Aujourd’hui, on peut donc admirer des cheminées de marbre qui recouvrent les cheminées sculptées du XVIe. Charles-Armand fait remplacer l’escalier voûté par un escalier sur voûte suspendue (les marches s’élancent du mur mais ne reposent sur rien). Les parquets Versailles et Marisy sont en noyer, en cerisier et les contours en chêne, des boiseries sont installées sur les murs : tout est colossal".
Nous quittons les pièces de réception en repassant par les coursives qui donnent une belle idée des remparts et de la belle campagne périgourdine avec son alternance de pâturages et de forets giboyeuses.
Pour finir, nous visitons la chapelle.
La chapelle du château, de très vaste dimension, est à double étage et a conservé les tombeaux de Pons de Gontaut, baron de Biron, mort en 1524 et de son frère Armand, évêque de Sarlat, mort en 1531, les têtes des gisants ont été martelées. Une « Mise en tombeau du Christ » et une « Pietà » se trouvent aujourd'hui au Metropolitan Museum of Art, à New-York. Pons de Gontaut fit bâtir cette chapelle en 1499, à son retour D'Italie. Elle est sans doute la construction la plus remarquable du château, avec son plan inspiré de la Sainte-chapelle de Paris : une partie haute pour le seigneur et une église basse pour les habitants du village.
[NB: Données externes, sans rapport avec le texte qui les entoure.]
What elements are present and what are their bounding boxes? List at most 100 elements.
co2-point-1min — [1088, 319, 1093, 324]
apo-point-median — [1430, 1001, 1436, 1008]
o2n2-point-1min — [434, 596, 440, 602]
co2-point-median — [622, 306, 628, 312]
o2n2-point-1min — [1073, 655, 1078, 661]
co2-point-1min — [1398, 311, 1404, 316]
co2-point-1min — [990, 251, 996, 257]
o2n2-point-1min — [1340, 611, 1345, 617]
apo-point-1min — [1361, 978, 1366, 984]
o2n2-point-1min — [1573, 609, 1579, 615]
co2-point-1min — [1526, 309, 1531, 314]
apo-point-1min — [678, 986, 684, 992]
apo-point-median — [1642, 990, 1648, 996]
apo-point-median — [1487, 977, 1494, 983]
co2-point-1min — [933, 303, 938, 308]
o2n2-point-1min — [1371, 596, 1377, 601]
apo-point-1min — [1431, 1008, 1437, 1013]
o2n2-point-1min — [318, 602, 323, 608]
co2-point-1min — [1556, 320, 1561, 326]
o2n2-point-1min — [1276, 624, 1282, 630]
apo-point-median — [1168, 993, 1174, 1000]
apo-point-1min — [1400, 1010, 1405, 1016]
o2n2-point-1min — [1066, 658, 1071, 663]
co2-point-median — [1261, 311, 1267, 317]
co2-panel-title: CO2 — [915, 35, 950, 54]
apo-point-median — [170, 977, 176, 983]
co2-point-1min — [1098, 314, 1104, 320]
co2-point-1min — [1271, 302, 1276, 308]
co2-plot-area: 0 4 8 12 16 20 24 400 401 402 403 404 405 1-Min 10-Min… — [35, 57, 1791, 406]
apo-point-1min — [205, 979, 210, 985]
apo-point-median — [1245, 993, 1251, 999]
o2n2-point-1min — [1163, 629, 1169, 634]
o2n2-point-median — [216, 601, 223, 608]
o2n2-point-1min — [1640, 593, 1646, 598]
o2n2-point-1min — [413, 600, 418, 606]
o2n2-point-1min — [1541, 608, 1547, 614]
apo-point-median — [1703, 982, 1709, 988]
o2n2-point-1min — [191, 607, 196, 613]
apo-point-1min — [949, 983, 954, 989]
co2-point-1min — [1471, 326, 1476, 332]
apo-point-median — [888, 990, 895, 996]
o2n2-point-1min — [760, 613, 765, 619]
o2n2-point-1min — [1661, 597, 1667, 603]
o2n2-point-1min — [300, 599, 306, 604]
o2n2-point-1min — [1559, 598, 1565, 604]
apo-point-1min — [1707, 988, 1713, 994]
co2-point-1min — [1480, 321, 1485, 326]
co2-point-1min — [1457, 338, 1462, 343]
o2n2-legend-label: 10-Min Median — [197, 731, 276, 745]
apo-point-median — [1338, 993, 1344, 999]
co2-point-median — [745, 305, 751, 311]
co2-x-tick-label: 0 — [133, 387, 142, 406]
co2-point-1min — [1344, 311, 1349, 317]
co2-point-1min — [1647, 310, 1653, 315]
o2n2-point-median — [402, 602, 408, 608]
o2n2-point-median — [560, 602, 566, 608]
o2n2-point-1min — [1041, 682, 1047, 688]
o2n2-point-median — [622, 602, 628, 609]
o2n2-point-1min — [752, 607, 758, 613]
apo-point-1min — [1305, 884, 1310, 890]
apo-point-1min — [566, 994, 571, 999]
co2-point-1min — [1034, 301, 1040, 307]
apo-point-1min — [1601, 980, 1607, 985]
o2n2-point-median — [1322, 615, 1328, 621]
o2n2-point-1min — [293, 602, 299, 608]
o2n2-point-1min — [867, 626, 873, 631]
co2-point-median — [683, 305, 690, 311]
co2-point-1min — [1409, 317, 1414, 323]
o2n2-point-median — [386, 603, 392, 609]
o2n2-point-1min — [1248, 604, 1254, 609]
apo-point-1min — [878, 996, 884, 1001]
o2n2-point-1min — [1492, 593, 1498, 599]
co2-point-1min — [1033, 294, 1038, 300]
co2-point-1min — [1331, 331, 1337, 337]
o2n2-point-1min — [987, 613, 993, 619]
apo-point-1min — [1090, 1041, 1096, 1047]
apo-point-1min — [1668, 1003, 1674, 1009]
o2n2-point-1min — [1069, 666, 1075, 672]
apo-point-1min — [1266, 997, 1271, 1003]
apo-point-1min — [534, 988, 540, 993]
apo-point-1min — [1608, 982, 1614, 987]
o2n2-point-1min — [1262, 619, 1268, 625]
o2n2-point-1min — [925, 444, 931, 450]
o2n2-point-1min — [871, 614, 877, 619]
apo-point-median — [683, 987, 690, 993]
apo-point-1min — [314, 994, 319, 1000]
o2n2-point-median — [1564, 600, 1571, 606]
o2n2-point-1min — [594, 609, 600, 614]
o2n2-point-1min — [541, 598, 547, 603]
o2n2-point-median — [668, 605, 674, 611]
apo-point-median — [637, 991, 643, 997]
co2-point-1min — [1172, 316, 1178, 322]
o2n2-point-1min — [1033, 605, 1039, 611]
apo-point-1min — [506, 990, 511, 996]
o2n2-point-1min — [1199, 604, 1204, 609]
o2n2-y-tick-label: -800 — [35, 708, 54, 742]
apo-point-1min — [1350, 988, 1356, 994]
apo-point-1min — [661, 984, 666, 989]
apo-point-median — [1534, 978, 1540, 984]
Labellisé site majeur d'Aquitaine en 2011, siège de l’une des quatre baronnies du Périgord avec Bourdeilles, Beynac et Mareuil, le château de Biron occupe une position stratégique à la lisière du Périgord et de l’Agenais. On peut etre surpris par l'absence de meubles dans ce magnifique château :Dans les années 1920, le marquis de Biron a gaspillé une grande partie de la fortune de la famille sur les casinos et les hippodromes. Les meubles ont été vendu avec statues de la chapelle, suivie de diverses parties de l' héritage et, enfin, en 1938, le château lui-même.Les propriétaires n'ont ensuite pas entretenu le domaine qui est devenu propriété du département de la Dordogne qui a entamé de superbes rénovation. A noter qu'une branche des Biron se trouve dans le Cantal, les Biron de Lieutadès issus du chevalier Jean de Biron.
Maintenant route vers le Buisson de Candoin pour cette extraordinaire chambre d’hôtes du Clos Lascazes et son petit déjeuner d'anthologie.